I began to form the polite words in my head to get rid of her, but then she was in the door, dropping her bag, and smiling up at me.
“Hi,” she said. Marilyn looked me straight in the eye and stuck out her hand. We bonded instantly. She had fingers like twigs, and then she flew past me across the living room and looked around. There was a bird-like quality about her, but she was all hawk, not sparrow, even for such a small woman. Dad was engrossed in an old World War II movie, guns blazing, Audie Murphy shouting in the background. He didn't even look up until I took the remote out of his hand and turned down the volume. Then he fixed his baby blues on me, then on Marilyn.
“Commander Nau,” he said, offering a hand toward her. He attempted to get out of his chair, but Marilyn gently pushed him back into it.
“Stay, Commando,” she said.
“That's Commander,” he said. “Forty years of active and reserve duty in the U.S. Navy.”
She nodded, and ignored the order. To Marilyn, he was always “Commando,” and Dad got used to it. Fast.
Marilyn was top gun, totally in command, and from 9:30a to 1:00p, four days a week, I turned Dad and the house over to her. She sang outâloudlyâto him in the morning to get him up. He groaned, resisting the call, but then she went to work on him until he shined like a new recruit. Gradually, he went along with her instructions. But then he fully cooperated because she could get him to the
breakfast table in half the time, and he was a hungry man in the morning.
I couldn't have been happier. She gave him his “showa” (Marilyn was originally from Boston) and a “head wash.” She shaved him, helped him dress, and arranged his three-course breakfast, his vitamins, his ice water, his newspaper, his hat and jacket, which he needed for his trip to the patio to wait for Harvey the Egret. They rounded out their morning routine with an old movie, and Marilyn liked to watch old movies, too, fortunately. More importantly, she liked Dad and they got along fine together.
Marilyn smoked, so Dad had a smoking buddy, though I told her he was strictly rationed to two, maybe three, a day. She pushed that a little, and sometimes I turned my head when they were out on the patio chatting up a storm and creating little clouds from her Virginia Slims.
While Marilyn scuttled back and forth from the dishwasher to the washing machine, I went out to do errands, and when I came back I found that she had done as good a job as I could do, which was a total surprise. I wasn't used to delegating authority and I wasn't used to the help, so I didn't know it was possible for someone else to do loads of dishes and wash and remove all the remains and spots and spills and do it so efficiently. Marilyn took over the kitchen, laundry, and bathrooms with unerring aptitude. I didn't have to walk her through myriad details of running a household. She'd had plenty of practice, and we got the benefits of that practice.

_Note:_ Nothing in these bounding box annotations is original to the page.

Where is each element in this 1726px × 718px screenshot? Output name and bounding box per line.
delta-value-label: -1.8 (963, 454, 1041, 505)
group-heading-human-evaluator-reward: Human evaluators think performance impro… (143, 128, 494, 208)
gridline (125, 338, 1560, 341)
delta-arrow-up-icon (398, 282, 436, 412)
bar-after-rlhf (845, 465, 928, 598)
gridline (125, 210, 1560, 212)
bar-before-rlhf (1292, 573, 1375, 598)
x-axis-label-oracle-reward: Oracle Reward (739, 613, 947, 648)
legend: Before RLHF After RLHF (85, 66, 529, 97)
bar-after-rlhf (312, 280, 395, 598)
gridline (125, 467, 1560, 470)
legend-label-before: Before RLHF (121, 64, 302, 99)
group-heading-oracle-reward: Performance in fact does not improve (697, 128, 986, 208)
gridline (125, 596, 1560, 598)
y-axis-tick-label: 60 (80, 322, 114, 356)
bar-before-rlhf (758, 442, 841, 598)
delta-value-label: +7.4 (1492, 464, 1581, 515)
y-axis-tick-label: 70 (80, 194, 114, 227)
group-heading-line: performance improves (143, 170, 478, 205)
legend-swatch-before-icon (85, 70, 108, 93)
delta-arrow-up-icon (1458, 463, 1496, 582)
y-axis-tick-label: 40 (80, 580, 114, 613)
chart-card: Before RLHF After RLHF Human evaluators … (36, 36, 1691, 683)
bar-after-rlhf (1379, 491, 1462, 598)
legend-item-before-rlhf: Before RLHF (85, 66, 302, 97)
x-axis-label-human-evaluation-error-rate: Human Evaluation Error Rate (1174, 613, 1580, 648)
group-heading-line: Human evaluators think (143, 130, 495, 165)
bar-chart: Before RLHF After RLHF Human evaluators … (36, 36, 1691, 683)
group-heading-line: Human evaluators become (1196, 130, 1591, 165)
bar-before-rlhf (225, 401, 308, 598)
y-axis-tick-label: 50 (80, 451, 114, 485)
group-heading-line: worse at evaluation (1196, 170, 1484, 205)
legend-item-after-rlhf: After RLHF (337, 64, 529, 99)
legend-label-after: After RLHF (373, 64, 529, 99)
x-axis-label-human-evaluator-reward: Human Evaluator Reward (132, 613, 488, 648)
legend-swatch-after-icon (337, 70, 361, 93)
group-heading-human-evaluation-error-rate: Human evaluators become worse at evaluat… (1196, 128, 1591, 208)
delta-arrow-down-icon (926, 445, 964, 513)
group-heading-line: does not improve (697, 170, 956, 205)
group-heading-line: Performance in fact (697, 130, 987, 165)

I got so used to Marilyn and our routine that I quickly became covetous of her time when the agency called and wanted to add to her hours in other households, because the word about Marilyn had spread. Home care of the elderly was becoming big business, especially in Florida. I paid the
agency $14.25 an hour of which Marilyn received ten dollars. I wanted to pay her more, and keep her all to ourselves, but she had a contract and she didn't want to lose it. Marilyn went strictly by the book. So, we coasted along, and when she told me the agency asked her to work another weekend for someone else, or that she had worked twelve days straight, I shuddered to think she might burn out, or get on a plane back to Boston. But Marilyn seemed possessed of that common sense I saw in her from the start. After one particularly long stretch, she said, “I'm not working this weekend. If they want me to, I'll tell them to go shit in their hat.”